[BULK] [plt-scheme] Multiple loops

From: Stephen Bloch (sbloch at adelphi.edu)
Date: Tue Mar 31 14:26:38 EDT 2009

On Mar 31, 2009, at 1:29 PM, aditya shukla wrote:

> My question here is are there loops in scheme or recursion is used  
> in all the cases and is there is a design rule for multiple loops?

Excellent question.  Yes, Scheme has several powerful looping  
constructs; look up "iterations" in the Help Desk.  Recursion is more  
"typical" of the Scheme-programming idiom, but a professional Scheme  
programmer would know the looping constructs as well.  And you can  
frequently avoid doing either one by using one or more of the  
"abstraction" functions like map, foldl, foldr, filter, apply, etc.   
Programmers coming from other languages to Scheme often use a loop  
(sometimes even an integer-indexed loop) where it's really not  
necessary; read the solutions Matthias just posted, and even if those  
aren't exactly the problem you needed to solve, they should give you  
some good ideas for how a Scheme programmer would solve the problem.

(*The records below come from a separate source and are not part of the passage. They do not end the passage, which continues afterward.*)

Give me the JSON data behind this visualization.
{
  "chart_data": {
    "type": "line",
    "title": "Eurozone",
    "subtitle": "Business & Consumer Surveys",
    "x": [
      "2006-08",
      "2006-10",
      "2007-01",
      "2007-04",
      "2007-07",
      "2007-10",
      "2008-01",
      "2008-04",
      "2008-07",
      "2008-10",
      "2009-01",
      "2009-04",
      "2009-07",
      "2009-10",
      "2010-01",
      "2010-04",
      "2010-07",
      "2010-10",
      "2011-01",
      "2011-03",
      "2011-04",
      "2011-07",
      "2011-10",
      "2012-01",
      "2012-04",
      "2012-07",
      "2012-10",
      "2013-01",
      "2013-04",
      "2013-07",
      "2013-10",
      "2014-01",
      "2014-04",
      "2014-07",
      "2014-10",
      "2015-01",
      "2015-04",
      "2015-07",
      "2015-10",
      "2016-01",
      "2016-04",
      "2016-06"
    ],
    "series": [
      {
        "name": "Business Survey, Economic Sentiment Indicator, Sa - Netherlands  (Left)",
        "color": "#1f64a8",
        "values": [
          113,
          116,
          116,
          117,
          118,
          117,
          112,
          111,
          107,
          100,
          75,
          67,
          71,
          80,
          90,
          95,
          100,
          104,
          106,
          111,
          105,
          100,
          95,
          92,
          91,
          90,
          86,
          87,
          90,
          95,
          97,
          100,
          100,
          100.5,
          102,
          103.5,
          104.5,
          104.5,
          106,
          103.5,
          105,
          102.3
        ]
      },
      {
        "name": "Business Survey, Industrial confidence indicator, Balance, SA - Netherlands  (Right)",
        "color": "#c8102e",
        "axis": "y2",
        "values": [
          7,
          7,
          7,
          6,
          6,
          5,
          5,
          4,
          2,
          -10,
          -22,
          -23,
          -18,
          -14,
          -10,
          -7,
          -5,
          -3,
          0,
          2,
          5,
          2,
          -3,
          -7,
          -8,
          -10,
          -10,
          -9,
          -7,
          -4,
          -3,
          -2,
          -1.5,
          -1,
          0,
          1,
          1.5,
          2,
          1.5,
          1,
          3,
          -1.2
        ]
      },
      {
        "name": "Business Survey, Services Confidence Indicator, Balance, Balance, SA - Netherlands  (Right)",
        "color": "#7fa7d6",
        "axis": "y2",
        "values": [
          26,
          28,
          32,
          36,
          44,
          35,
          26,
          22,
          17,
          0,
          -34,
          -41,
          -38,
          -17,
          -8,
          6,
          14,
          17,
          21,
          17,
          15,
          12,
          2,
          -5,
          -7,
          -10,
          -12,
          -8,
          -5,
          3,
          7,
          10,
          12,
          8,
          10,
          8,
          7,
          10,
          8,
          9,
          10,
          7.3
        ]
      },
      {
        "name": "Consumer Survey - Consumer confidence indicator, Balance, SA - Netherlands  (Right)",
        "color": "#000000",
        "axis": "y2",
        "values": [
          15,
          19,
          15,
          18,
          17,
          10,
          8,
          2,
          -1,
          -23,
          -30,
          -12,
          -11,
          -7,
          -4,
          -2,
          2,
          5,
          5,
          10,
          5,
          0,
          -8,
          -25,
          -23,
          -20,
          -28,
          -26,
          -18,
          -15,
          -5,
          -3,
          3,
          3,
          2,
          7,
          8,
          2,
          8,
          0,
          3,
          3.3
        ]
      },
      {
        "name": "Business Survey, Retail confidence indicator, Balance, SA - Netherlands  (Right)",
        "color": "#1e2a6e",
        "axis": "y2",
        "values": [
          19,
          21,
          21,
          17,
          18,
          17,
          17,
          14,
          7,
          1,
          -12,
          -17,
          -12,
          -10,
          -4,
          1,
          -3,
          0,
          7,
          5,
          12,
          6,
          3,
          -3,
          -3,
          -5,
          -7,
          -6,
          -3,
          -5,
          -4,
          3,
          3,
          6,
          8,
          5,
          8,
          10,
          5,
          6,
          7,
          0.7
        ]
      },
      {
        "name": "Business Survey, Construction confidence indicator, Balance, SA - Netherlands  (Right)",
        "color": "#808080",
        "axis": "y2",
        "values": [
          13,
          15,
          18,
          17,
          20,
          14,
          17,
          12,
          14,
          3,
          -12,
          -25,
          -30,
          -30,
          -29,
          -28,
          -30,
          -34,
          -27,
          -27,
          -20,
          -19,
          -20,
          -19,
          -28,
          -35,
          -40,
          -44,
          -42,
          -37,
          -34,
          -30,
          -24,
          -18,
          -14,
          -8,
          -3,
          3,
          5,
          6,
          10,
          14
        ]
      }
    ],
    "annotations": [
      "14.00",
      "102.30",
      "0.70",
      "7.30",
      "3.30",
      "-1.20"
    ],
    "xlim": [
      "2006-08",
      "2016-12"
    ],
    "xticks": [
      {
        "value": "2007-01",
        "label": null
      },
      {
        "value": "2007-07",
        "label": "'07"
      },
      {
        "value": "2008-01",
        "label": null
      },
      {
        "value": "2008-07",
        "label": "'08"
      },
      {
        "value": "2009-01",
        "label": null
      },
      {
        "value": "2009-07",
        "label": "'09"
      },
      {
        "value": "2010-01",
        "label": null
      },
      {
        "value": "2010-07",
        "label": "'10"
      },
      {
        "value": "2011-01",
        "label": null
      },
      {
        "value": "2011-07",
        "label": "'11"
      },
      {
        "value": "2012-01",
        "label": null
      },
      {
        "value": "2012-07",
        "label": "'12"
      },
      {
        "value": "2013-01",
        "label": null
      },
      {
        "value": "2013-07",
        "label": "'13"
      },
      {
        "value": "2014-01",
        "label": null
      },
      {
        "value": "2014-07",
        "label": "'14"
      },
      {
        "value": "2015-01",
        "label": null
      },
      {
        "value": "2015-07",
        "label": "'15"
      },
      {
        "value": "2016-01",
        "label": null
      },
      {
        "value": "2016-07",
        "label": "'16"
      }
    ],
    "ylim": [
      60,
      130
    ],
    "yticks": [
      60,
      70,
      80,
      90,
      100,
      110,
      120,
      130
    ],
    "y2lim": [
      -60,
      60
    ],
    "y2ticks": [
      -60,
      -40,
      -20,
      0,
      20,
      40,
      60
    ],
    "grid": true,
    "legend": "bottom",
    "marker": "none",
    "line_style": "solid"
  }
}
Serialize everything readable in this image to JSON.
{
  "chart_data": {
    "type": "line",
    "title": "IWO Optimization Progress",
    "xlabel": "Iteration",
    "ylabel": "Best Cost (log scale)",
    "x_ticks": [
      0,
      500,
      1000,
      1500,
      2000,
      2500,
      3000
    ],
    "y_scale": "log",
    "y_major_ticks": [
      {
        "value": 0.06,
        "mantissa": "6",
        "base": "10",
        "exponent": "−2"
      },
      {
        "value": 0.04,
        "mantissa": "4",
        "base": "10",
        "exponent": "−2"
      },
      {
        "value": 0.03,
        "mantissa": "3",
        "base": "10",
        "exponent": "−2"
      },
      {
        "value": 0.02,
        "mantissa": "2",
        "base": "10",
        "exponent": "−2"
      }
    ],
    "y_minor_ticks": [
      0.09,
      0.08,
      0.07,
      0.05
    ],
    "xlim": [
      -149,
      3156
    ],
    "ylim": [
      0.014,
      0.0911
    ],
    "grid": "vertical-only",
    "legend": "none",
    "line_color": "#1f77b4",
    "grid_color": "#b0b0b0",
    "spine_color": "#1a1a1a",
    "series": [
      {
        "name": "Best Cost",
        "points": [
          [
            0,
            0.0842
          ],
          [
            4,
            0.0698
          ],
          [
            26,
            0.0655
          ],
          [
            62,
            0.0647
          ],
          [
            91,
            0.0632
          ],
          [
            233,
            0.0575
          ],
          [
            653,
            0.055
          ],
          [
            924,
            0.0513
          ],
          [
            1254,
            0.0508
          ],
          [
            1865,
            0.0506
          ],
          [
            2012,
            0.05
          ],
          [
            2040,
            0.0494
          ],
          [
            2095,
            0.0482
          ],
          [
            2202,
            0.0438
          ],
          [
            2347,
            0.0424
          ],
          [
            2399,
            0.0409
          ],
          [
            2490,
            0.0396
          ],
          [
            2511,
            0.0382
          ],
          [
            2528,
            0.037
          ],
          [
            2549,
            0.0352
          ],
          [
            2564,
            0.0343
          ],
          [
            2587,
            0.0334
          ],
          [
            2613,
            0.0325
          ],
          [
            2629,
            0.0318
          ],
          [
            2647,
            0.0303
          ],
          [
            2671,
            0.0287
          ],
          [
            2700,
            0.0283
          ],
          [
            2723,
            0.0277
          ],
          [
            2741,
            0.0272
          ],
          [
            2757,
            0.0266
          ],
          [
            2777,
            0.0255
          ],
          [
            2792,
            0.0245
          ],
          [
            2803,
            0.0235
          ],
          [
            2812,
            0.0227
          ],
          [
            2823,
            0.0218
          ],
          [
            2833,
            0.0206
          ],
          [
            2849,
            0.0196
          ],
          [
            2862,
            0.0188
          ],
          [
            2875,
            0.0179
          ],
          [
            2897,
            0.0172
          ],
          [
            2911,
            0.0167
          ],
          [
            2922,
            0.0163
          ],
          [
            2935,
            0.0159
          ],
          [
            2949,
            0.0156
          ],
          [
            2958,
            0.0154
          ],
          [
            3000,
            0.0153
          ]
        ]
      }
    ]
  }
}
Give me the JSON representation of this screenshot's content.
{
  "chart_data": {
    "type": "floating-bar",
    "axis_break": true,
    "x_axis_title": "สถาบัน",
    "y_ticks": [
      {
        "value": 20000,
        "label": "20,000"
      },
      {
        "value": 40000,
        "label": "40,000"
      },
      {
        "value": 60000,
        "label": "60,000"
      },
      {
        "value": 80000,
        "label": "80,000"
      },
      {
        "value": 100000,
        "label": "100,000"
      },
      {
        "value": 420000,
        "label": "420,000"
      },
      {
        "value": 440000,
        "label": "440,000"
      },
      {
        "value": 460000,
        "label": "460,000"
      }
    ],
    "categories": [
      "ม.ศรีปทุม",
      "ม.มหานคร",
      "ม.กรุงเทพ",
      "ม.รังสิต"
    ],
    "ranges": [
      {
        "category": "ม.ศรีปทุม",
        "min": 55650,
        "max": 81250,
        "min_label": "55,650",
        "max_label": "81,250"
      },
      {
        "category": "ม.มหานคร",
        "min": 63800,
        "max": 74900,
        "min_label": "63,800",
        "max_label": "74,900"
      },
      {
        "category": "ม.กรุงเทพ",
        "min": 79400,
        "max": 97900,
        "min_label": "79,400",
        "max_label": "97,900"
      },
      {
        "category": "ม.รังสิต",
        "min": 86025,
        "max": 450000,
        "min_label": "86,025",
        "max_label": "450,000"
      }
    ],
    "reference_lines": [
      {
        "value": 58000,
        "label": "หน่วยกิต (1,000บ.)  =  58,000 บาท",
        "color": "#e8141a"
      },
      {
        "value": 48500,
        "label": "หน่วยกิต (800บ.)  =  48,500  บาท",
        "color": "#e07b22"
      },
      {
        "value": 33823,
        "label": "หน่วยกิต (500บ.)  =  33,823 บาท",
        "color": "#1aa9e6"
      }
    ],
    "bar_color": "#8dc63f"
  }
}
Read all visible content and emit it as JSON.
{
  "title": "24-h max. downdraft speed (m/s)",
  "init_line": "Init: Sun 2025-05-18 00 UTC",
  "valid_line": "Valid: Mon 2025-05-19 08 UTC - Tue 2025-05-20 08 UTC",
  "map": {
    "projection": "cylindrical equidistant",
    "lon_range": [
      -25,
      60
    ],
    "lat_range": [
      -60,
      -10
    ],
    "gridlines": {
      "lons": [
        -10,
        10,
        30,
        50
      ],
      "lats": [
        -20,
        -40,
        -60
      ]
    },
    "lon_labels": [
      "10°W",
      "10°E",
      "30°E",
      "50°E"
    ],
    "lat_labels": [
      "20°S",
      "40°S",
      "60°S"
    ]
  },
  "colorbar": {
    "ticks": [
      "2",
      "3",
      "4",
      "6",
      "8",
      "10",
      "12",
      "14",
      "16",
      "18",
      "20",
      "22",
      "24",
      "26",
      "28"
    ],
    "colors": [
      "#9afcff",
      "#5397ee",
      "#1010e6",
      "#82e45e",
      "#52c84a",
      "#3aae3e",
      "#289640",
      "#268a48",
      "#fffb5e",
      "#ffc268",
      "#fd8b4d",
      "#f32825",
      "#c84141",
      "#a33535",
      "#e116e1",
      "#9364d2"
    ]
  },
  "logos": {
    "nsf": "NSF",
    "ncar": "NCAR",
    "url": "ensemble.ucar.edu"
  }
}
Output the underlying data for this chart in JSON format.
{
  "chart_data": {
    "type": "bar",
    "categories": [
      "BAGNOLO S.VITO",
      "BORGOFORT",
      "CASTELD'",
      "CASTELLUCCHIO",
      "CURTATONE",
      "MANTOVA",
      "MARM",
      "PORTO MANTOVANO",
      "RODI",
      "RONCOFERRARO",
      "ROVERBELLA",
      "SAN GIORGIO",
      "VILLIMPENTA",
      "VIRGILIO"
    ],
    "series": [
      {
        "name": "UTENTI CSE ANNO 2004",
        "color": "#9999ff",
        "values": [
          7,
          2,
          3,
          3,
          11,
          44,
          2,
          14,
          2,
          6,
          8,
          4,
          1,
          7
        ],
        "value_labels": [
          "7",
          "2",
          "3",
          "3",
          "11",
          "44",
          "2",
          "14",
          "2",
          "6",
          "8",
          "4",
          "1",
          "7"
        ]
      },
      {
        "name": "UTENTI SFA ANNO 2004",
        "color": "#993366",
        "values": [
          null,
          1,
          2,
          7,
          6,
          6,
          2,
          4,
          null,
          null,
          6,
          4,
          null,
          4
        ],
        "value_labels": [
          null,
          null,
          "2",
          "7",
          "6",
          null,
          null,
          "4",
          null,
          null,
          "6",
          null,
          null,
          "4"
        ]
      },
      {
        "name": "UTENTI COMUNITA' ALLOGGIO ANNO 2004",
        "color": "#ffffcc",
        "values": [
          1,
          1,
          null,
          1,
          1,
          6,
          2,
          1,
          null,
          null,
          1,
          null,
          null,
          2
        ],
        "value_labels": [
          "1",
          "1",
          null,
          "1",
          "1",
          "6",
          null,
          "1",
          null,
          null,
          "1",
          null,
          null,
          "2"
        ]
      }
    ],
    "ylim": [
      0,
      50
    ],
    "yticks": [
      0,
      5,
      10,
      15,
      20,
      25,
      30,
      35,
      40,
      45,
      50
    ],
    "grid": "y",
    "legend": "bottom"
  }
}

The design rule for multiple loops is similar to the design rules  
you've seen already: the shape of the data determines the shape of  
the code.  If you're given a data object which is a collection of  
objects, you'll probably want to "do something to each element of the  
collection", and a loop is a natural way to do this.  If you're given  
several such objects, you'll probably want several such loops.

Of course, that gets you through the clean, elegant problems; things  
get messier in the real world, but a lot of the ideas are the same.